Validate a data package descriptor against the profile.

  • descriptor (Object) - retrieved and dereferenced data package descriptor
  • (Object) - returns a {valid, errors} object

Validate

A standalone function to validate a data package descriptor:

const {valid, errors} = await validate({name: 'Invalid Datapackage'})
for (const error of errors) {
  // inspect Error objects 
}

async validate(descriptor)

This function is async so it has to be used with await keyword or as a Promise.

  • descriptor (String/Object) - data package descriptor (local/remote path or object)
  • (Object) - returns a {valid, errors} object

Infer

A standalone function to infer a data package descriptor.

const descriptor = await infer('**/*.csv', {basePath: '.'})
//{ profile: 'tabular-data-resource', 
//  resources: 
//   [ { path: 'data/cities.csv', 
//       profile: 'tabular-data-resource', 
//       encoding: 'utf-8', 
//       name: 'cities', 
//       format: 'csv', 
//       mediatype: 'text/csv', 
//       schema: [Object] }, 
//     { path: 'data/population.csv', 
//       profile: 'tabular-data-resource', 
//       encoding: 'utf-8', 
//       name: 'population', 
//       format: 'csv', 
//       mediatype: 'text/csv', 
//       schema: [Object] } ] } 

async infer(pattern, {basePath})

This function is async so it has to be used with await keyword or as a Promise.
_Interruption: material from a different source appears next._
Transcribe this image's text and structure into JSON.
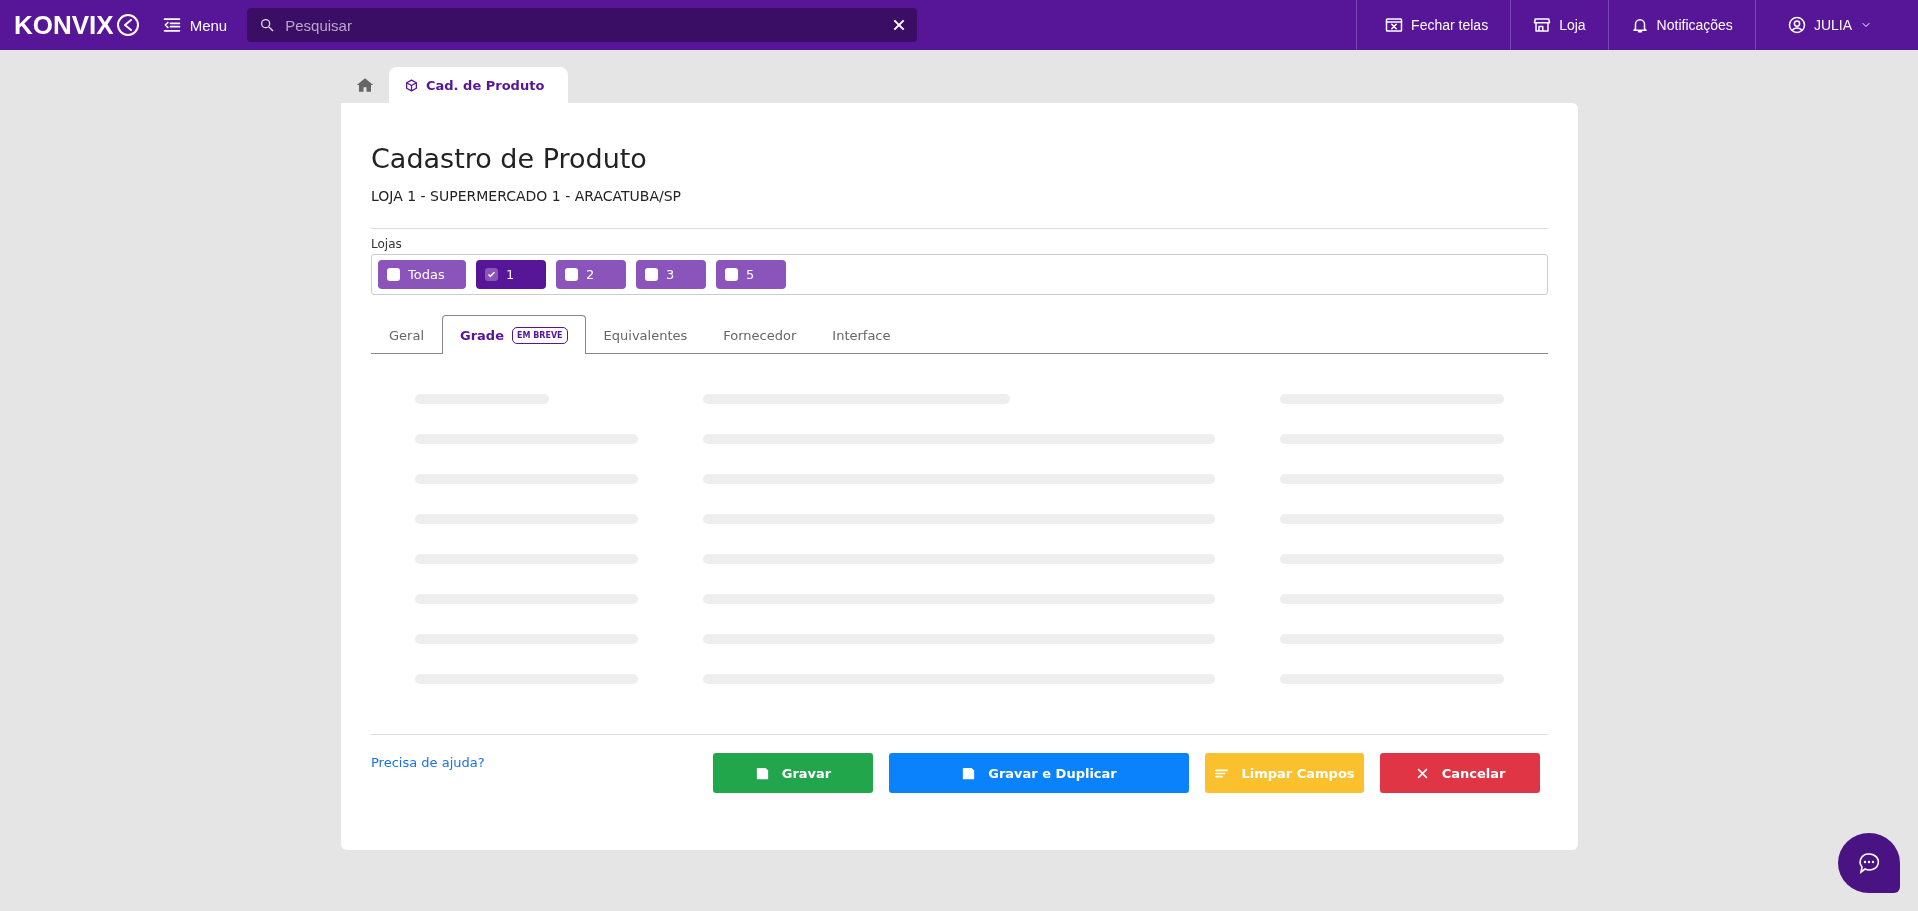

  • pattern (String) - glob file pattern
  • (Object) - returns data package descriptor

Errors

errors.DataPackageError

Base class for the all library errors. If there are more than one error you could get an additional information from the error object:

try {
  // some lib action 
} catch (error) {
  console.log(error) // you have N cast errors (see error.errors) 
  if (error.multiple) {
    for (const error of error.errors) {
        console.log(error) // cast error M is ... 
    }
  }
}

Changelog

Here described only breaking and the most important changes. The full changelog and documentation for all released versions could be found in nicely formatted commit history.

v1.0

This version includes various big changes. A migration guide is under development and will be published here.

v0.8

First stable version of the library.

Contributing

The project follows the Open Knowledge International coding standards. There are common commands to work with the project:

$ npm install
$ npm run test
$ npm run build